Review: Conversations with Samuel Beckett and Brian van Velde

 

Jim Feast

Originally published in The Evergreen Review Issue 122 in March, 2010.
 
 

Conversations with Samuel Beckett and Bram van Velde
By Charles Juliet
Trans. Tracy Cooke, et al. (Dalkey Archive Press, 2010)

Review by Jim Feast 

If one picked up Charles Juliet’s new memoir, Conversations with Samuel Beckett and Bram van Velde, expecting to learn many details about the themes or autobiographies of the two preeminent artists Juliet has known, one would come away sorely disappointed. Juliet has no time for that, but not because he is careless Just the opposite.

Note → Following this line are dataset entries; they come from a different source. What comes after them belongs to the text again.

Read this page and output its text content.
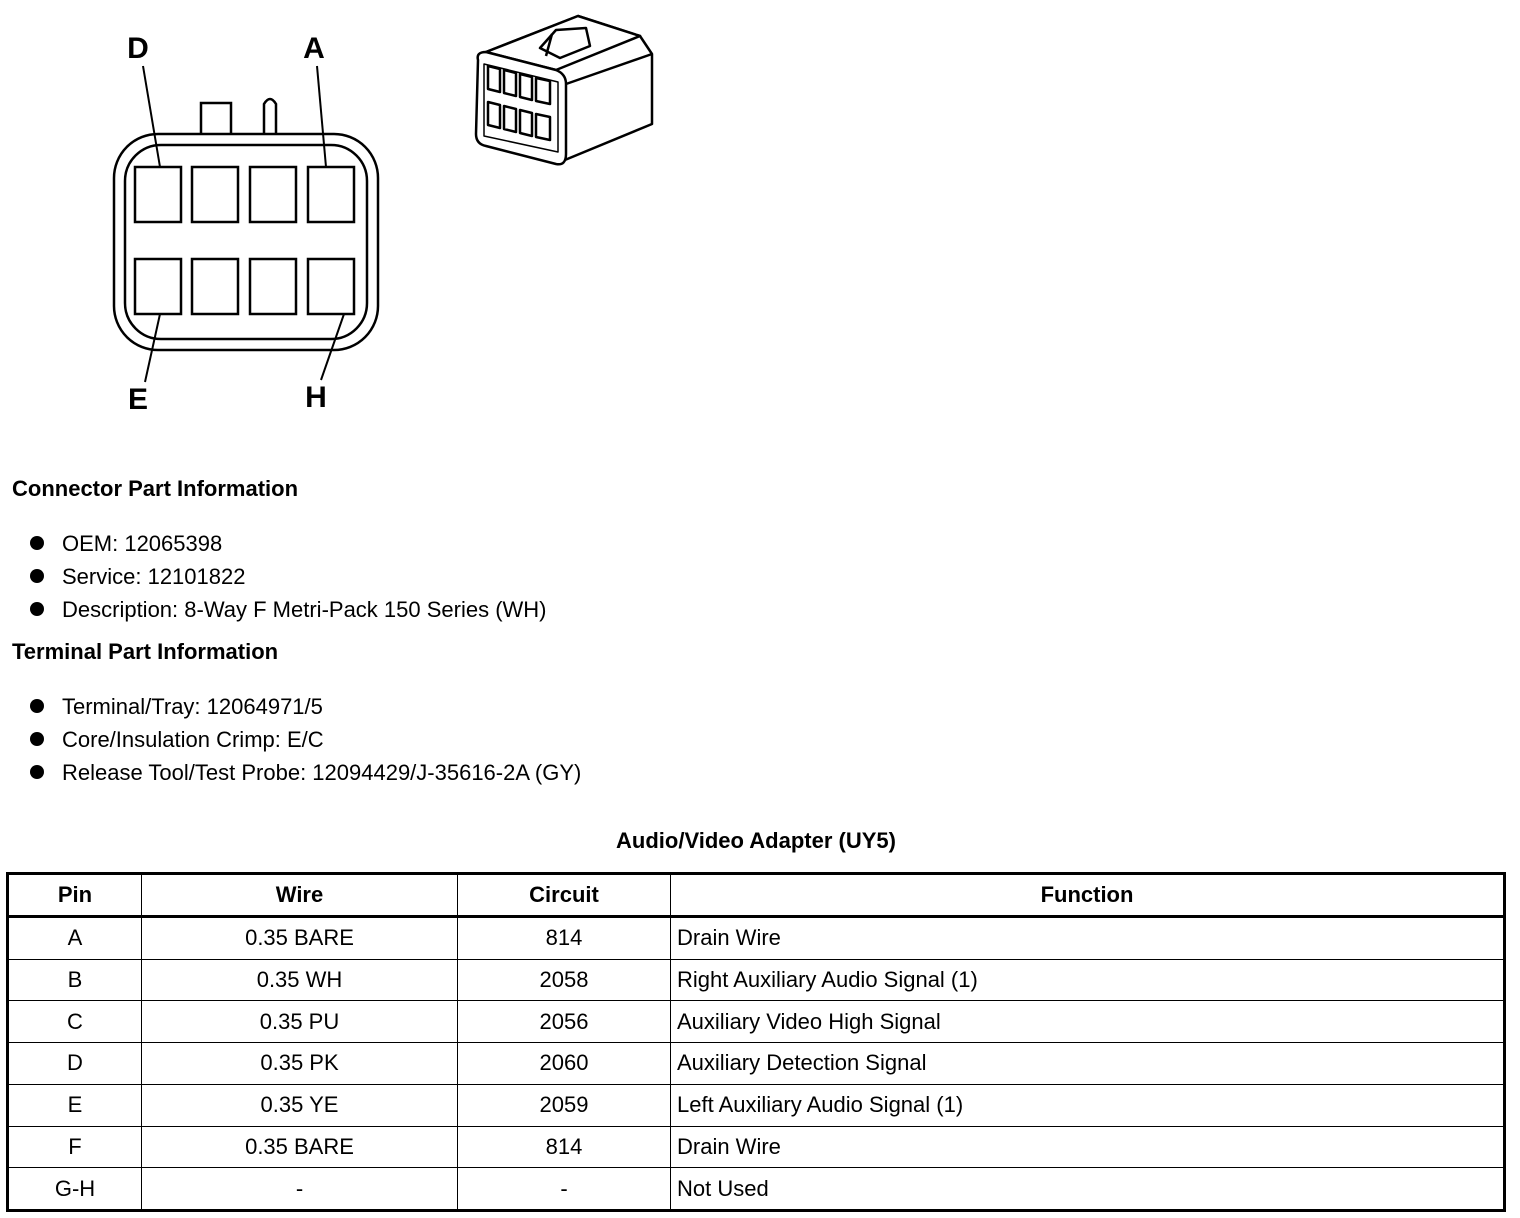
D	A
E	H
Connector Part Information
OEM: 12065398
Service: 12101822
Description: 8-Way F Metri-Pack 150 Series (WH)
Terminal Part Information
Terminal/Tray: 12064971/5
Core/Insulation Crimp: E/C
Release Tool/Test Probe: 12094429/J-35616-2A (GY)
Audio/Video Adapter (UY5)
Pin	Wire	Circuit	Function
A	0.35 BARE	814	Drain Wire
B	0.35 WH	2058	Right Auxiliary Audio Signal (1)
C	0.35 PU	2056	Auxiliary Video High Signal
D	0.35 PK	2060	Auxiliary Detection Signal
E	0.35 YE	2059	Left Auxiliary Audio Signal (1)
F	0.35 BARE	814	Drain Wire
G-H	-	-	Not Used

He is after something more difficult to capture, more spectral, something, I would say, more essential. Juliet is trying to isolate the central philosophical kernel that drives each man in his life and creative productions.
 

The book is mostly about van Velde – 140 pages on the Dutch painter versus 30 on the Irish writer – and yet, paradoxically enough, one almost learns more about the writer in that one of van Velde’s main topic of conversation is Beckett, who had been one of his few friends during his Paris years.

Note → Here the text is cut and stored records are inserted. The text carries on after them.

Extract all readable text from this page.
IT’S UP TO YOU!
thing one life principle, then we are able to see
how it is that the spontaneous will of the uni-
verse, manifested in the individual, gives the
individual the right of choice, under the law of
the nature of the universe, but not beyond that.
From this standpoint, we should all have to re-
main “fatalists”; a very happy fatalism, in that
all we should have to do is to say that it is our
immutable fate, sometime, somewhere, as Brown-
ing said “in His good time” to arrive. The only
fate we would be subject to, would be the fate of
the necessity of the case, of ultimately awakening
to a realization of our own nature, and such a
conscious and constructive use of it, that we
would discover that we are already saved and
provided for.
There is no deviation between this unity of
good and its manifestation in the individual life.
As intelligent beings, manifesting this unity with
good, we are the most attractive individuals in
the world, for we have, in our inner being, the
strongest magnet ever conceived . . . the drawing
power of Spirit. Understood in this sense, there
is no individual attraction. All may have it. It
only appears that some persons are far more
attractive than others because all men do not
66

In the Conjunctions review, elsewhere in this issue of Evergreen Review, I spoke of a curious incident in which Barney Rosset brought a TV and VCR to Beckett, who at the time was living a niggardly, confined existence in a nursing home. Hoping to make a present of the equipment, Rosset found his offer spurned by Beckett, who appeared to thrive on a life of minimal comfort. In that other review, I simply noted that Beckett was what is known as a difficult person. But, reading Juliet, one sees there’s more to it. As Juliet describes van Velde in terms that could also apply in many ways to Beckett:

Bram works in a garage where the conditions are far from ideal. Moreover, he can only work there in summer. The rest of the year, he paints in a tiny room where, of course, he lacks space. And light. A few months ago his companion told me that he refuses to have a studio worthy of the name so as to remain faithful to his past life, to the destitution he has known.

Note well. As Juliet explains, this chosen austerity has nothing to do with a Stoic outlook or a melancholy temperament, but to a recognition of the sources of his own creativity.
Both men had been artistically blocked for years. Of Beckett, for instance, Juliet has this to say about his early years in Paris:

He gave up a very promising university career, but not because he was thinking of becoming a writer. He lived in a small hotel room near Monteparnasse; he felt lost, crushed, without will. He would rise at noon; he barely had enough strength to make it to the nearest café for breakfast. He could do nothing, not even read.

By age 40, Beckett had written nothing of consequence. From this unpropitious start, he suddenly, from 1946 to 1950, poured out Molloy, Malone Dies, Waiting for Godot, The Unamable and Texts for Nothing.

Van Velde, too, went through fallow times, not being able to paint a brushstroke during the worst years of WWII, and undergoing penury and imprisonment.

Let us say that though both men were humble to the point of being self-effacing, they had a knowledge of the great art they had produced. Further, let’s say they understood, as Juliet shows nicely, that they didn’t see their creative work as some type of triumph over adversity. Actually, they saw it as the finding of a means to transform their feelings of misery and situations of impoverishment into lit up channels of art.

 
 

Juliet is very good at conveying how van Velde’s paintings express the Dutchman’s sense of reality. First, he explores the roots of van Velde’s vision in this passage. “To renounce knowledge, culture, and will. To renounce resistance and self affirmation. To experience some fifty years of crushing poverty and the drama of absolute solitude. To suffer humiliation. To meet during that interminable period with nothing but indifference, incomprehension, even sarcasm.” Then Juliet shows how he gets this experience on the wall:

Bram van Velde has recorded, on his canvases, the nature of his fate, the warp and weft of his life, of all our lives, by which I mean the ontological frustration, the unassuageable thirst, the radical state of deprivation – the blocked, the precarious, the inert, the enervated, the vicious, the trembling, the dismayed, the naked, the infirm, the vacillating, the dispossessed, the exiled, the inconsolable ….

So, to reinterpret the refusal scene, when Beckett turned down the chance to have a TV, it now appears to indicate a particular kind of fidelity, an acknowledgement that the wellspring of his literary voice was found in having lived a spare, barebones existence, which he would, in a way, be betraying if he lived any other way.

For Juliet to have penetrated this profoundly into the soul forms of these two giants suggests that he possesses similar brands of patience, refusal to be distracted and unflinching honesty as were to be found in his two mentors.